The proper implementation of NPC Circular 2023-06 can greatly increase data security of data subjects. The importance of strengthening protective mechanisms for personal data cannot be overstated amidst all the reported data breaches and leaks involving even the Philippine government.[21] The recent circular provides comprehensive, concrete, and actionable guidelines enabling PICs and PIPs to enhance protection for the personal data of their data subjects. PIPs and PICs must endeavor to meet the standards set by the circular, and the NPC must be well equipped to properly evaluate and monitor these organizations in an effective manner.

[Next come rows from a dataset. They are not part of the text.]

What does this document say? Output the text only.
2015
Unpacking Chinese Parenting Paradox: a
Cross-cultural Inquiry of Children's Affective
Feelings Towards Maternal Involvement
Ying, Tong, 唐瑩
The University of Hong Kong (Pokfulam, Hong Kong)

[1] National Privacy Commission (NPC) Circular No. 2023-05 (2023). Prerequisites for the Philippine Privacy Mark Certification Program.

[2] § 3.

[3] § 3.

[4] § 4.

[5] § 5.

[6] National Privacy Commission (NPC) Circular No. 2023-06 (2023). Security of Personal Data in the Government and the Private Sector.

[7] § 4.

[8] § 7.

[9] § 7.

[10] § 9.

[11] § 11.

[12] § 13.

[13] § 16.

[14] § 18.

[15] § 22.

[16] § 23.

[17] § 26.

[18] § 28.

[19] § 29.

[20] § 30.

[21] Tyrone Jasper C. Piad, DICT gains partial access to DOST’s compromised system, PHIL. DAILY INQUIRER, April 4, 2024.

Disclaimer: The views and opinions expressed in this article are those of the authors and do not necessarily reflect the views and opinions of the Firm or any of its partners. This article shall not be construed as official legal advice from the Firm.